Ce fut une nouvelle alerte. Auguste, très pâle, sauta précipitamment dans le fiacre, tira la portière. Et il disait:
– Il a encore un couteau! Où les trouve-t-il donc, tous ces couteaux!.. Je t'en prie, Théophile, renvoie-le, tâche qu'il ne soit plus là, quand je reviendrai… Comme si ce n'était pas déjà assez malheureux pour moi, ce qui m'arrive!
Le garçon de magasin maintenait le fou par les épaules. Valérie avait donné l'adresse au cocher. Mais ce cocher, un gros homme très sale, le visage sang de boeuf, ivre de la veille, ne se pressait pas, s'installait, ramassait les guides.
– A la course, bourgeois? demanda-t-il d'une voix enrouée.
– Non, à l'heure, et rondement. Il y aura un bon pourboire.
Le fiacre s'ébranla. C'était un vieux landau, immense et malpropre, qui avait un balancement inquiétant, sur ses ressorts fatigués. Le cheval, une grande carcasse blanche, marchait au pas avec une dépense de force extraordinaire, le cou branlant, les jambes hautes. Auguste regarda sa montre: il était neuf heures. A onze heures, le duel pouvait être décidé.

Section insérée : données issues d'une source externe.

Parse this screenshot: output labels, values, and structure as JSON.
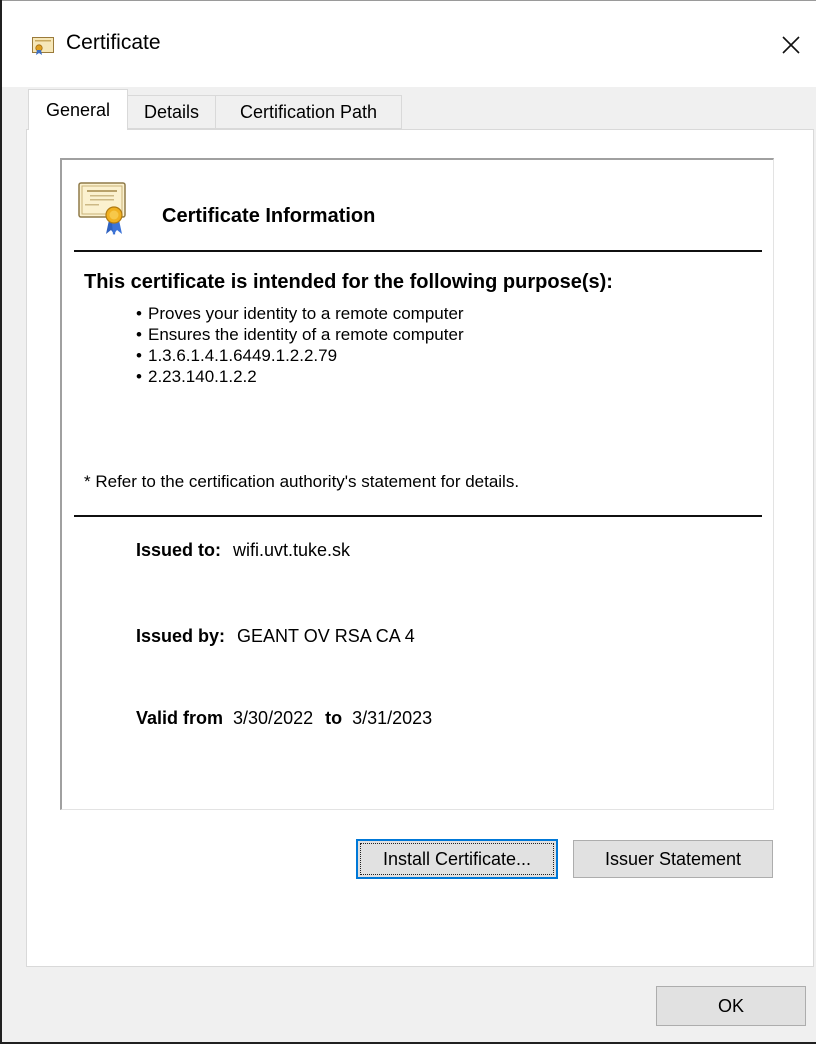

La lenteur du fiacre l'irrita d'abord. Puis, une somnolence l'engourdit peu à peu; il n'avait pas fermé l'oeil de la nuit, et cette voiture lamentable l'attristait. Quand il se trouva seul, bercé là dedans, assourdi par un tapage de glaces fêlées, la fièvre qui le soutenait devant sa famille depuis le matin, se calma. Quelle aventure stupide tout de même! Et sa face devint grise, il prit entre les mains sa tête, qui le faisait beaucoup souffrir.

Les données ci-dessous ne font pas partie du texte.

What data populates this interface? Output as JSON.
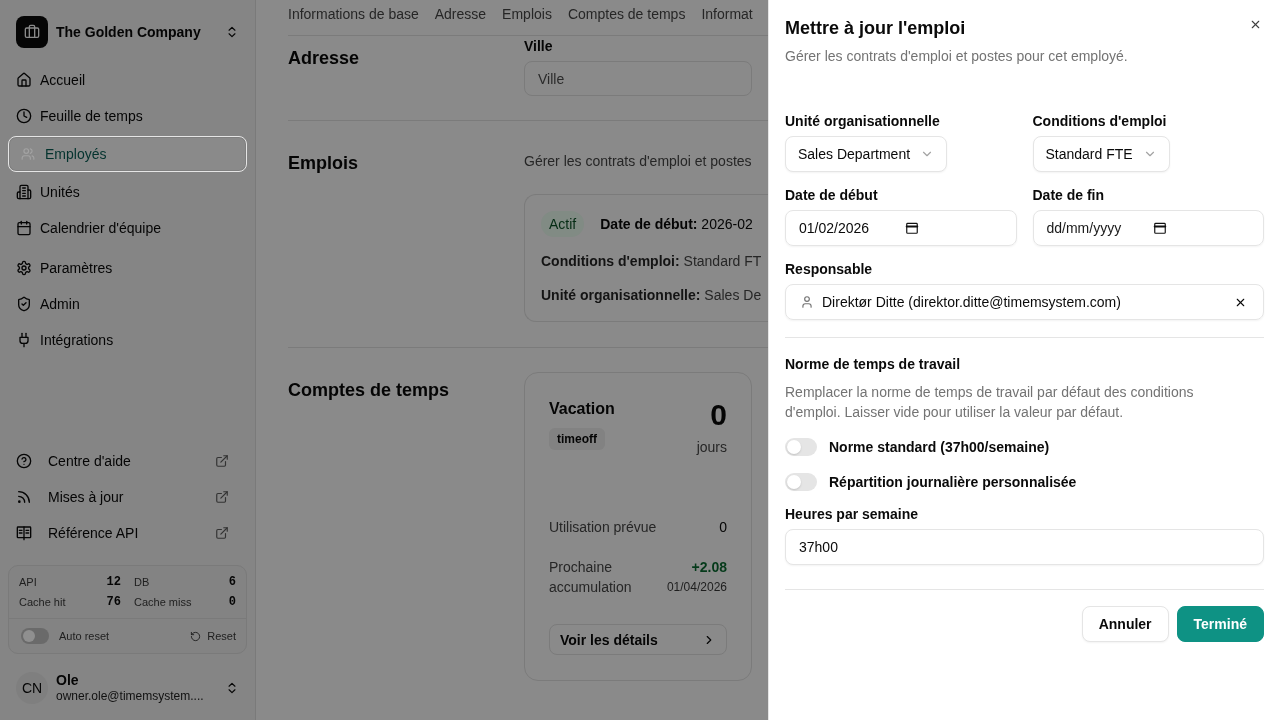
{
  "sidebar": {
    "company": "The Golden Company",
    "main_nav": [
      {
        "label": "Accueil",
        "selected": false
      },
      {
        "label": "Feuille de temps",
        "selected": false
      },
      {
        "label": "Employés",
        "selected": true
      },
      {
        "label": "Unités",
        "selected": false
      },
      {
        "label": "Calendrier d'équipe",
        "selected": false
      }
    ],
    "settings_nav": [
      {
        "label": "Paramètres",
        "selected": false
      },
      {
        "label": "Admin",
        "selected": false
      },
      {
        "label": "Intégrations",
        "selected": false
      }
    ],
    "resource_links": [
      "Centre d'aide",
      "Mises à jour",
      "Référence API"
    ],
    "stats": {
      "metrics": [
        {
          "label": "API",
          "value": "12"
        },
        {
          "label": "DB",
          "value": "6"
        },
        {
          "label": "Cache hit",
          "value": "76"
        },
        {
          "label": "Cache miss",
          "value": "0"
        }
      ],
      "auto_reset": {
        "label": "Auto reset",
        "on": false
      },
      "reset_button": "Reset"
    },
    "user": {
      "initials": "CN",
      "name": "Ole",
      "email": "owner.ole@timemsystem...."
    }
  },
  "page": {
    "tabs": [
      "Informations de base",
      "Adresse",
      "Emplois",
      "Comptes de temps",
      "Informat"
    ],
    "address": {
      "heading": "Adresse",
      "field_label": "Ville",
      "placeholder": "Ville"
    },
    "employment": {
      "heading": "Emplois",
      "description": "Gérer les contrats d'emploi et postes",
      "card": {
        "status": "Actif",
        "lines": [
          "**Date de début:** 2026-02",
          "**Conditions d'emploi:** Standard FT",
          "**Unité organisationnelle:** Sales De"
        ]
      }
    },
    "time_accounts": {
      "heading": "Comptes de temps",
      "card": {
        "name": "Vacation",
        "type": "timeoff",
        "balance": "0",
        "unit": "jours",
        "rows": [
          {
            "kind": "plain",
            "label": "Utilisation prévue",
            "value": "0"
          },
          {
            "kind": "accrual",
            "label": "Prochaine accumulation",
            "value": "+2.08",
            "date": "01/04/2026"
          }
        ],
        "details_button": "Voir les détails"
      }
    }
  },
  "drawer": {
    "title": "Mettre à jour l'emploi",
    "description": "Gérer les contrats d'emploi et postes pour cet employé.",
    "org_unit": {
      "label": "Unité organisationnelle",
      "value": "Sales Department"
    },
    "employment_terms": {
      "label": "Conditions d'emploi",
      "value": "Standard FTE"
    },
    "start_date": {
      "label": "Date de début",
      "value": "01/02/2026"
    },
    "end_date": {
      "label": "Date de fin",
      "placeholder": "dd/mm/yyyy"
    },
    "manager": {
      "label": "Responsable",
      "value": "Direktør Ditte (direktor.ditte@timemsystem.com)"
    },
    "working_time": {
      "heading": "Norme de temps de travail",
      "description": "Remplacer la norme de temps de travail par défaut des conditions d'emploi. Laisser vide pour utiliser la valeur par défaut.",
      "options": [
        {
          "label": "Norme standard (37h00/semaine)",
          "on": false
        },
        {
          "label": "Répartition journalière personnalisée",
          "on": false
        }
      ],
      "hours": {
        "label": "Heures par semaine",
        "value": "37h00"
      }
    },
    "buttons": [
      {
        "label": "Annuler",
        "kind": "secondary"
      },
      {
        "label": "Terminé",
        "kind": "primary"
      }
    ]
  }
}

Rue d'Enghien, ce fut un nouvel ennui. D'abord, la porte du commissionnaire en marchandises était tellement encombrée de camions, qu'il manqua se faire écraser; ensuite, il tomba, au milieu de la cour vitrée, sur une bande d'emballeurs clouant violemment des caisses, et dont pas un ne put dire où était Bachelard. Les coups de marteau lui fendaient le crâne, il allait pourtant se résoudre à attendre l'oncle, lorsqu'un apprenti, apitoyé par son air de souffrance, vint couler à son oreille une adresse: mademoiselle Fifi, rue Saint-Marc, au troisième étage. Le père Bachelard devait y être.
– Vous dites? demanda le cocher qui s'était endormi.
– Rue Saint-Marc, et un peu plus vite, si c'est possible.
Le fiacre reprit son train d'enterrement. Sur le boulevard, il se fit accrocher par un omnibus. Les panneaux craquaient, les ressorts jetaient des cris plaintifs, une mélancolie noire envahissait de plus en plus le mari en quête de son témoin. On arriva pourtant rue Saint-Marc.
Au troisième, une petite vieille, blanche et grasse, ouvrit la porte. Elle semblait très émotionnée, elle fit entrer Auguste tout de suite, quand il eut demandé M. Bachelard.